Most healthy rabbits will change their coats twice yearly. Other rabbits may lose their coat more often, probably through inbreeding or skin disorders. A majority of rabbit skin problems can be easily treated and should be done as soon as signs of disease are present, as some rabbit skin diseases can be transmitted to other animals, including humans.
Fur-plucking and Chewing
Alopecia, or abnormal fur loss in rabbits can occur due to hormonal changes, such as fur-plucking. Pregnant females close to delivery may pluck the fur around their neck or belly area to line their nests. Rabbits may also pluck their fur when they need more fibre in their diets. When too many rabbits are housed together, they will chew on each others' fur causing bald spots and skin irritation.
Cheyletiella parasitovorax is the most common skin mite in rabbits. Other skin mites affecting rabbits are Leporacus gibbus and the mange or scabies mite known as Sarcoptes scabei. These mites will affect the skin by causing it to flake severely and may or may not cause itching. The mites are not visible to the naked eye and a veterinarian may have to take a sample of the flaky skin and check under a microscope for their presence. Cages should be cleansed well, as the fallen skin flakes contain mite eggs that can easily reinfect the rabbit after treating the condition. Psoroptes cuniculi is an ear mite that will cause red-brown crusts in the rabbit's ear canals. It is a very uncomfortable condition, causing the rabbit to droop its ears or scratch them fiercely. The mites can be visible in the rabbit's ear canals or on other parts of the body if the mites have migrated from the ears. Cages should also be kept clean to avoid reinfection after treatment.

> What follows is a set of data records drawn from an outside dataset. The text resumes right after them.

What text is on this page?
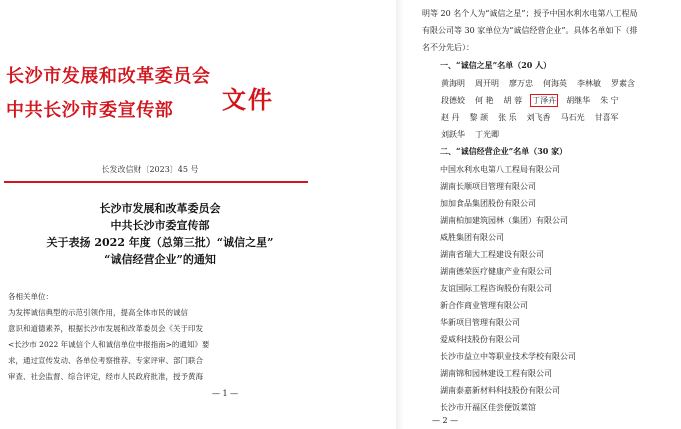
长沙市发展和改革委员会
中共长沙市委宣传部 文件
长发改信财〔2023〕45 号
长沙市发展和改革委员会
中共长沙市委宣传部
关于表扬 2022 年度（总第三批）“诚信之星”
“诚信经营企业”的通知
各相关单位：
为发挥诚信典型的示范引领作用，提高全体市民的诚信
意识和道德素养，根据长沙市发展和改革委员会《关于印发
<长沙市 2022 年诚信个人和诚信单位申报指南>的通知》要
求，通过宣传发动、各单位考察推荐、专家评审、部门联合
审查、社会监督、综合评定，经市人民政府批准，授予黄海
— 1 —
明等 20 名个人为“诚信之星”；授予中国水利水电第八工程局
有限公司等 30 家单位为“诚信经营企业”。具体名单如下（排
名不分先后）：
一、“诚信之星”名单（20 人）
黄海明 周开明 廖万忠 何海英 李林敏 罗素含
段德姣 何 艳 胡 蓉 丁泽卉 胡继华 朱 宁
赵 丹 黎 颉 张 乐 刘飞香 马石光 甘喜军
刘跃华 丁光卿
二、“诚信经营企业”名单（30 家）
中国水利水电第八工程局有限公司
湖南长顺项目管理有限公司
加加食品集团股份有限公司
湖南柏加建筑园林（集团）有限公司
威胜集团有限公司
湖南省瑞大工程建设有限公司
湖南德荣医疗健康产业有限公司
友谊国际工程咨询股份有限公司
新合作商业管理有限公司
华新项目管理有限公司
爱威科技股份有限公司
长沙市益立中等职业技术学校有限公司
湖南锦和园林建设工程有限公司
湖南泰嘉新材料科技股份有限公司
长沙市开福区佳尝便饭菜馆
— 2 —
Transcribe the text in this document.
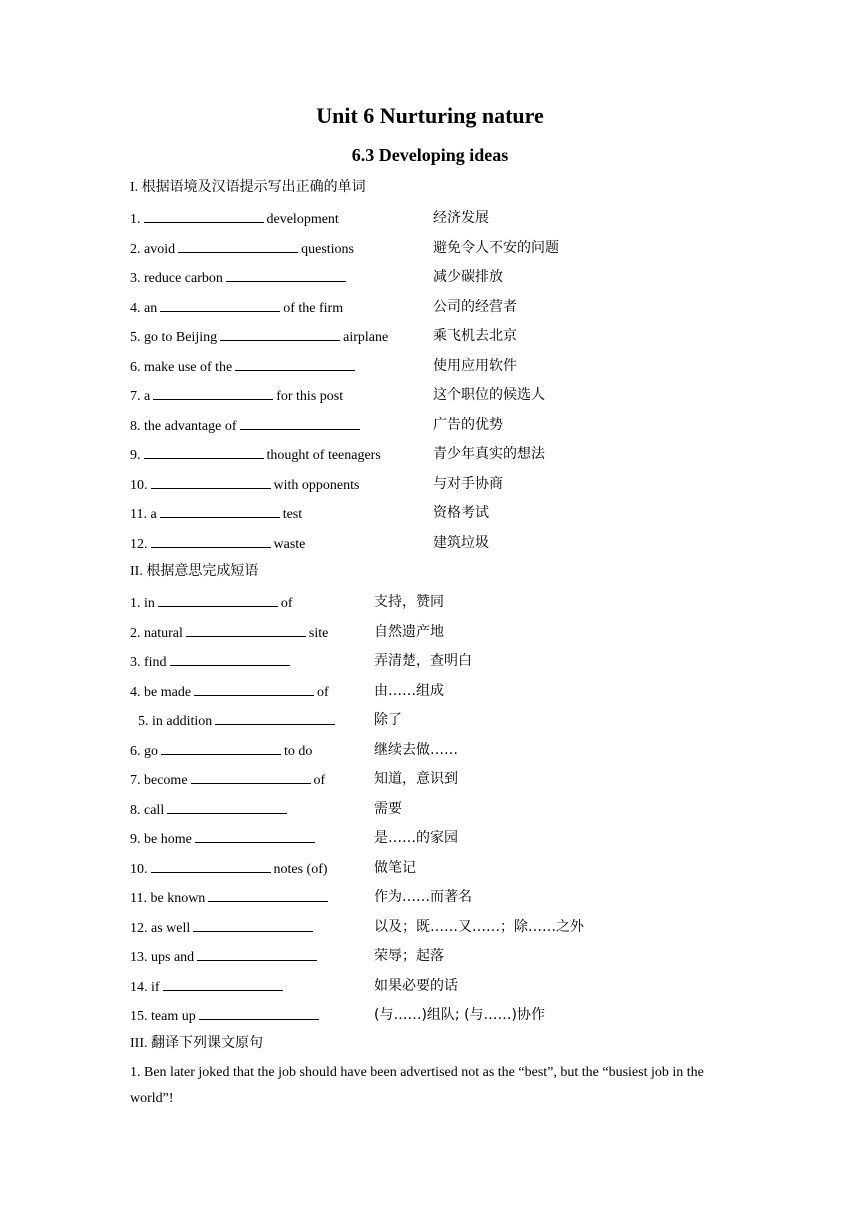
Unit 6 Nurturing nature
6.3 Developing ideas
I. 根据语境及汉语提示写出正确的单词
1.	development	经济发展
2. avoid	questions	避免令人不安的问题
3. reduce carbon	减少碳排放
4. an	of the firm	公司的经营者
5. go to Beijing	airplane	乘飞机去北京
6. make use of the	使用应用软件
7. a	for this post	这个职位的候选人
8. the advantage of	广告的优势
9.	thought of teenagers	青少年真实的想法
10.	with opponents	与对手协商
11. a	test	资格考试
12.	waste	建筑垃圾
II. 根据意思完成短语
1. in	of	支持，赞同
2. natural	site	自然遗产地
3. find	弄清楚，查明白
4. be made	of	由……组成
5. in addition	除了
6. go	to do	继续去做……
7. become	of	知道，意识到
8. call	需要
9. be home	是……的家园
10.	notes (of)	做笔记
11. be known	作为……而著名
12. as well	以及；既……又……；除……之外
13. ups and	荣辱；起落
14. if	如果必要的话
15. team up	(与……)组队; (与……)协作
III. 翻译下列课文原句
1. Ben later joked that the job should have been advertised not as the “best”, but the “busiest job in the world”!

Fleas and ticks can cause itching, fur loss and crusty skin. Veterinarians encourage regular grooming of pet rabbits to catch the first signs of flea or tick infestation. Myiasis, or fly-strike infestation usually occurs during hot and humid summers. Several kinds of insects can lay their eggs in a rabbit's wounds. The maggots from those eggs will burrow into the skin causing bacterial infections and shock, which can ultimately kill the rabbit. When treating the rabbit for parasitic insects, its cage and any bedding or nest it has should also be treated or eliminated.
Fungi and Bacteria
Chronic wetness of the rabbit's fur and skin must be avoided. Excess moisture causes the fur to fall and the skin will become reddened, scaly and crusty, exposing raw skin to ringworm and bacteria. Excess drooling, exposure to urine and faeces, excess grooming from another rabbit and leaky water bottles cause the rabbit's environment to be too moist. The bacteria, Pseudomonas aeruginosa will cause a moist skin infection and a bluish discolouration of the rabbit's fur.
Bumps, Lumps, or Skin Cancer
Some infections can cause abscesses filled with thick, cottage cheese-like pus on a rabbit's skin. These lumps must be surgically removed, as lancing or draining them hardly affects them. Some lumps may be warts caused by a papilloma virus, or benign growths. Though malignant skin cancer growths are not common in rabbits, they can occur often due to the metastasis of another cancer present.